21 Mar ROLLING STONE: Valerie June: Why the Brilliant Folk Artist Doesn’t Write Protest Songs
“Songs have hopes and desires bigger than me,” says Memphis blues-folk artist Valerie June. “Just like a person does. I think everything is living. If you didn’t notice, I’m totally emotional and everything has feelings.”
For June, music is a living, breathing thing. So is everything, really – from the instruments she strums to the rooms she plays in. On The Order of Time, the follow up to her debut, Pushin’ Against a Stone, this idea took on even more of a visceral significance: June’s father, Emerson Hockett, passed away after a long illness in November, but his vocals landed on “Shakedown.” Hockett’s most immortal relic – his recorded voice – appears an album about balancing the finite nature of time with the hope that it’s all more perfect circle than dead end.
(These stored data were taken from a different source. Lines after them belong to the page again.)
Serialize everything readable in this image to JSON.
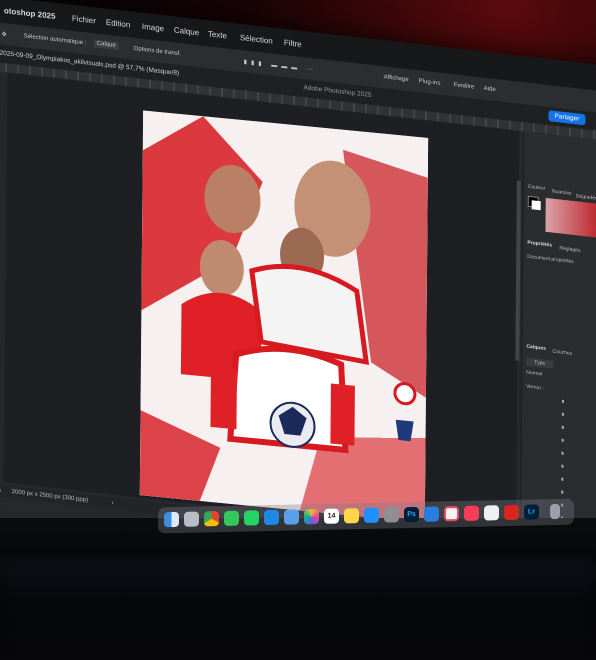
{
  "menubar": {
    "app": "otoshop 2025",
    "items": [
      "Fichier",
      "Edition",
      "Image",
      "Calque",
      "Texte",
      "Sélection",
      "Filtre"
    ]
  },
  "options_bar": {
    "auto_select": "Sélection automatique :",
    "layer_value": "Calque",
    "transform_options": "Options de transf."
  },
  "tab": {
    "filename": "2025-09-09_Olympiakos_akilvisuals.psd @ 57,7% (Masque/8)",
    "app_title": "Adobe Photoshop 2025"
  },
  "top_right": {
    "workspace_items": [
      "Affichage",
      "Plug-ins",
      "Fenêtre",
      "Aide"
    ],
    "share_button": "Partager"
  },
  "right_panel": {
    "tabs_top": [
      "Couleur",
      "Nuancier",
      "Dégradés"
    ],
    "properties_tabs": [
      "Propriétés",
      "Réglages"
    ],
    "properties_subtitle": "Document propriétés",
    "layers_tabs": [
      "Calques",
      "Couches"
    ],
    "layers_filter": "Type",
    "blend_mode": "Normal",
    "lock_label": "Verrou :"
  },
  "status": {
    "doc_size": "2000 px x 2500 px (300 ppp)"
  },
  "dock": {
    "apps": [
      "Finder",
      "Launchpad",
      "Chrome",
      "Messages",
      "WhatsApp",
      "Mail",
      "Photos",
      "Photos",
      "Calendar",
      "Notes",
      "App Store",
      "Settings",
      "Photoshop",
      "Safari",
      "Music",
      "Pages",
      "Acrobat",
      "Lightroom",
      "Preview",
      "Downloads",
      "Trash"
    ],
    "calendar_day": "14",
    "ps_label": "Ps",
    "lr_label": "Lr"
  },
  "colors": {
    "menubar_bg": "#17181a",
    "canvas_bg": "#1e1f22",
    "accent_red": "#d71920",
    "share_blue": "#1473e6"
  }
}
Melding a nasal voice that is at once young and old – sometimes she’s trying to sing like a grandfather, other times, a child, thinning the lines between both – with blues, folk and gospel, The Order of Time is from one generation with a shadow that hangs in another. But if June has her way, where or when will never be exactly clear. Like on “Man Done Wrong,” there’s the familiar ring of the banjo, but the neo-folk instrument du jour is deeply tonal, referencing the instrument’s often overlooked African roots.